Андрей Ткачев - Миссионерские записки. Очерки Страница 12
Андрей Ткачев - Миссионерские записки. Очерки читать онлайн бесплатно
Смотрю на людей и с удивлением думаю о том, что всех их родили женщины. Родовые пути очень малы в сравнении с имеющим родиться человеком. Не есть ли это образ «тесного пути и узких врат», ведущих в жизнь, о которых говорит Спаситель? Подвизайтесь, — говорит Он, — войти тесным путём. И это может значить, что рождение в эту жизнь служит подобием рождения в вечность. Женщина, рождая ребёнка, имеет скорбь, а затем не помнит скорби и радуется, потому что родился человек в мир(Ин. 16, 21). Со скорбью и теснотой подобает родиться и для будущего мира, а потом забыть о скорби, оборачиваясь и глядя на прошедшую жизнь как на удаляющееся сновидение.

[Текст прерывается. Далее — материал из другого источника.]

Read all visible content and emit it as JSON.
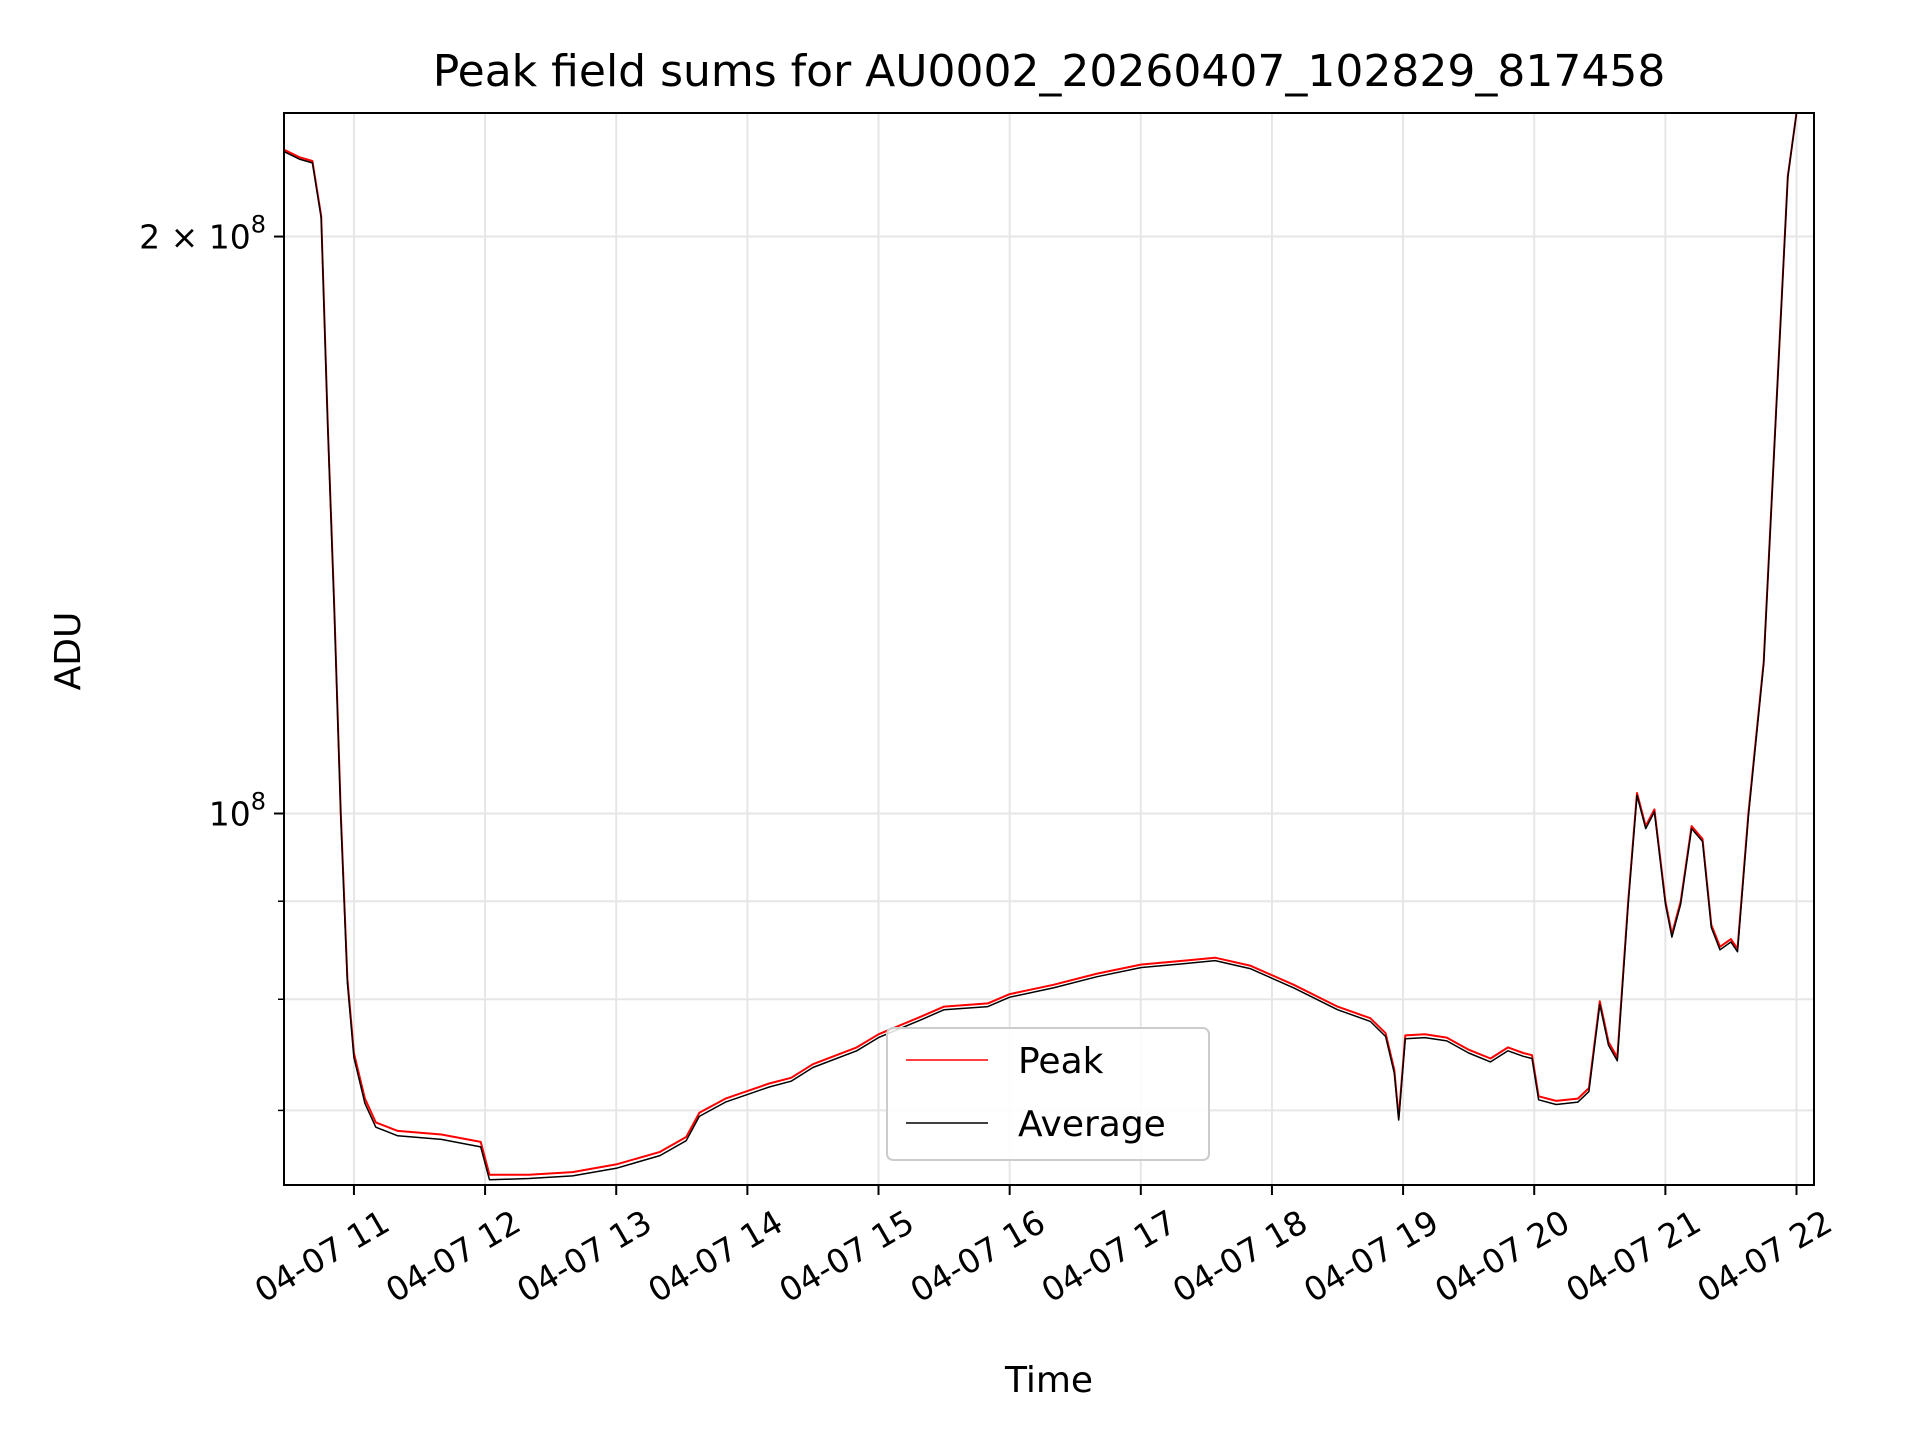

Рождаясь, ребёнок крутится по спирали и движется вперёд, раздвигая себе дорогу. Подобно морю, раздвинувшему воды и пропустившему израильтян, женский организм даёт ребёнку дорогу, и затем путь закрывается. Море обратно смыкает воды. Мы смотрим на младенца и удивляемся: как он оказался в животе матери? Как он вышел наружу? Как совершается это многократно повторяющееся чудо?
Рождение — это смерть одного образа жизни и начало другого. Из воды на воздух, из темноты на свет от питания через пуповину к первому крику и первому наполнению воздухом лёгких. Постоянная школа премудрости, научающая верить в будущую жизнь, — вот что такое действительность, скрытая за фасадом родильного отделения.
Как по разному умирают люди! Серафим Саровский — на коленях перед образом, в молитве. Достоевский — под тихий голос жены, у его кровати читающей Евангелие. А вот другие примеры.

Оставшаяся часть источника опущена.